Day 6: Immortality Paradigm
I have had a story churning about in my noggin the last few days as a result of a game I've played. The game is called Lost Odyssey - it's an early generation Xbox 360 game that plays a lot like Square-Enix's Final Fantasy X.
Lost Odyssey is an odd hybrid of great idea and awkward storytelling. It focuses on an immortal main character who walks the planet from fight to fight looking for pieces of his lost memories and encountering other immortals along the way - some of whom don't like him very much.
In both cases the lead is not a charismatic presence - one being horribly scarred and the other having an abrasive and defensive loner personality. Neither character should have friends, and in fact it's probably a bit of a spoiler but, the companions you gather are rather far from friendly once the past is revealed.

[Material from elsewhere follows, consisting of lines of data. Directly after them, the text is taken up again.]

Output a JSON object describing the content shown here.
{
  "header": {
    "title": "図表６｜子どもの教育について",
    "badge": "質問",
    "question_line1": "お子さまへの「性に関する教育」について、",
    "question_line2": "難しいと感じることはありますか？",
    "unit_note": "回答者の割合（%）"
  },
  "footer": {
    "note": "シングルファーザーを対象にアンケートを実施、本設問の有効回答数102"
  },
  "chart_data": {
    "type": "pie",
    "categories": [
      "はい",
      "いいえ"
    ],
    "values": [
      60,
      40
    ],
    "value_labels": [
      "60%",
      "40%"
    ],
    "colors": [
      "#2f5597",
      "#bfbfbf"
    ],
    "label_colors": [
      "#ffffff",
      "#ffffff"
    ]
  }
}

The story also got a bit of a kick in the pants when I watched the latest episode of the new Thundercats series on Cartoon Network. This new take on the classic cartoon has a more dramatic feel and actually is working to tell a more epic tale about the fantasy characters.
This episode in particular introduced a race of plant people who live out their entire lives over the course of one solar day. The main character of the show - Lion-O bonds with one of the plant men and we see the transformation from his perspective, including his shock and observation at the changes made by his pulpy cell-wall enabled friend from childhood through old age.
What got me thinking, and what hass facinated me about the immortal character device, be it a mortal who lives unaging forever or a long lived hero or godling, what have you, is that by definition the life span of normal people would be different to them.
We've seen versions of this observation play out in Vampire fiction over the years - the ageless observer who lives countless lives and watches those around them live, grow and eventually die while they remain. I'm not interested in that tale so much - it's a bit done - but it got me pndering maybe a different story structure...
I think the tale might best be told in a grounded reality.. our world, a version of our history.. but how does an immortal live in a world that is facing such a rapid advancement of pace? How would they react to the growing lifespans? Would they enable that? Are they alone?
I'm not sure I'm quite up to the task. I think I'll need to ponder the approach more, maybe identify some themes I want to push, some times I want to play in.